In the first part, you will program three bandit algorithms (epsilon-greedy, Thompson sampling and UCB) and two RL algorithms (REINFORCE and model-based RL) in Python. More specifically, fill in the functions in the skeleton code of the file RL2.py. This file requires the file MDP.py that you programmed in Assignment 1 so make sure to include it in the same directory. The file TestRL2.py contains a simple bandit and a simple RL problem to test your functions (i.e. the output of each function will be printed to the screen). You can verify that your code compiles properly by running "python TestRL2.py".

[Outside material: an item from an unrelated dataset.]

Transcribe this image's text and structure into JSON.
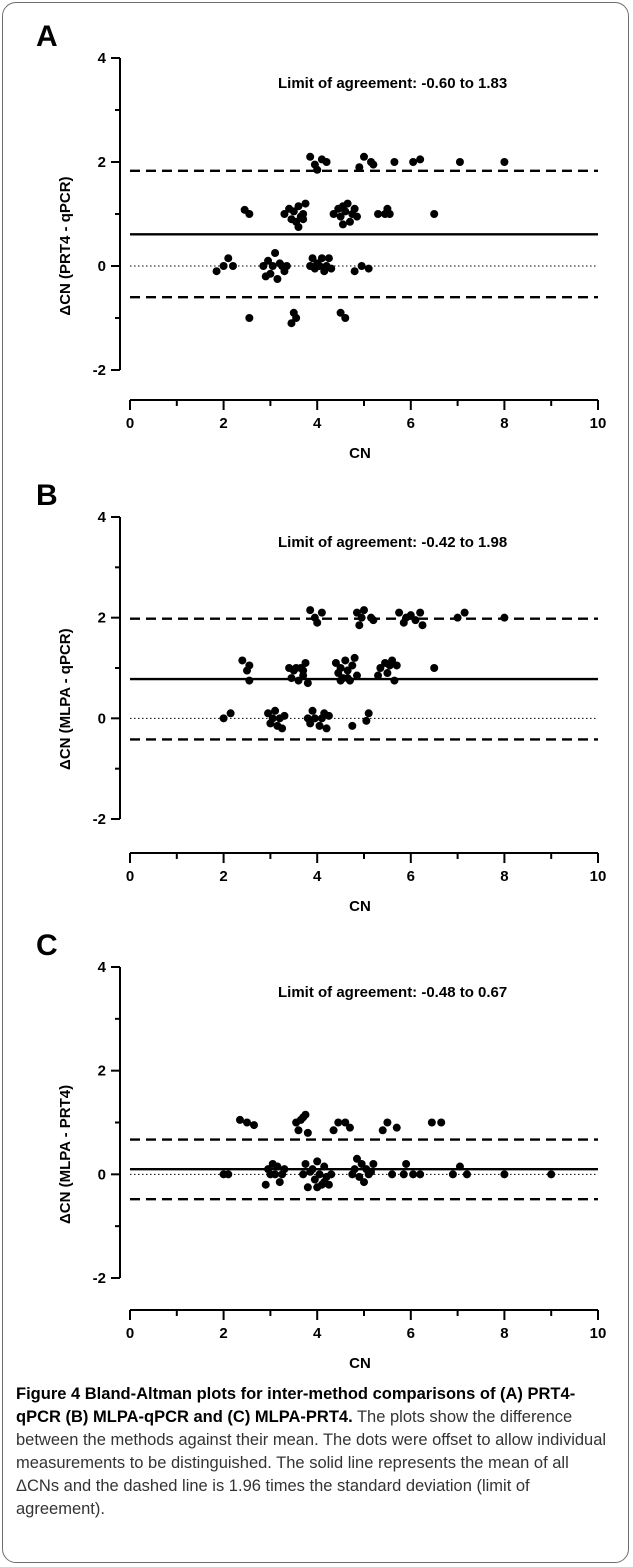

- Skeleton code: RL2.py (requires MDP.py from assignment 1)
- Simple RL problem to test your code: TestRL2.py

**Submit the following material via Crowdmark:**

- Your Python code.
- Test your code for REINFORCE and model-based RL with the maze problem described in TestRL2Maze.py (same maze problem as in Assignment 1). Produce a graph where the x-axis indicates the episode # (from 0 to 200) and the y-axis indicates the average (based on 100 trials) of the cumulative discounted rewards per episode (100 steps) when each episode starts in state 0. The graph should contain 3 curves corresponding to
- REINFORCE (alpha=0.01, the initial policy parameters are chosen uniformly at random for each state-action pair)
- Model-based RL (epsilon=0.05, the default transition function is uniform when a state-action pair has not been visited and the initial expected reward is 0 for all state-action pairs)
- Q-learning (epsilon=0.05 and the initial Q-function is 0 for all state-action pairs)

- Test your code for UCB, epsilon-greedy bandit and Thompson sampling with the simple multi-armed bandit problem described in TestBandit.py. Produce a graph where the x-axis indicates the iteration # (from 0 to 200) and the y-axis indicates the average (based on 1000 trials) of the reward earned at each iteration. The graph should contain 3 curves corresponding to
- UCB
- Epsilon-greedy bandit (epsilon = 1 / # iterations)
- Thompson sampling (k=1 and prior consists of Beta distributions with all hyper parameters set to 1)

In the second part of the assignment, you will program the Soft Q-Learning and Soft Actor Critic algorithms (see the module on Maximum Entropy Reinforcement Learning). You will test your implementation on the cartpole problem. Start by downloading and running the following implementation of DQN in Pytorch. Then modify this DQN implementation to obtain Soft Q-Learning and Soft Actor Critic.

**Submit the following material via Crowdmark:**

- Your Python code.
- Produce a graph that shows the performance of DQN on the cartpole problem with epsilon greedy exploration. This will serve as a baseline to compare Soft Q-Learning and Soft Actor Cirtic. Run the code above without any modification and it should automatically produce a graph where the x-axis is the number of episodes (up to 2000 episodes) and the y-axis is the number of steps before the pole falls. There will be two curves: a) number of steps before the pole falls in each episode, b) average number of steps before the pole falls for the past 100 episodes.
- Produce 4 graphs that show the performance of Soft Q-Learning on the cartpole problem for 4 different values of the temperature lambda: 0.02, 0.05, 0.1, 0.2. In your implementation of Soft Q-Learning, do exploration by sampling from the softmax policy. The four graphs should each have 2 curves that show the number of steps before the pole falls in each episode and the average number of steps before the pole falls in the last 100 episodes.
- Produce 4 graphs that show the performance of Soft Actor Critic on the cartpole problem for 4 different values of the temperature lambda: 0.02, 0.05, 0.1, 0.2. In your implementation of Soft Actor Critic, do exploration by sampling actions from the policy network, which encodes a stochastic actor. The four graphs should each have 2 curves that show the number of steps before the pole falls in each epiosde and the average number of steps before the pole falls in the last 100 episodes.
- Explain the results. Discuss how different properties of each algorithm influence the number of steps before the poll falls. Discuss also the impact of the temperature lambda.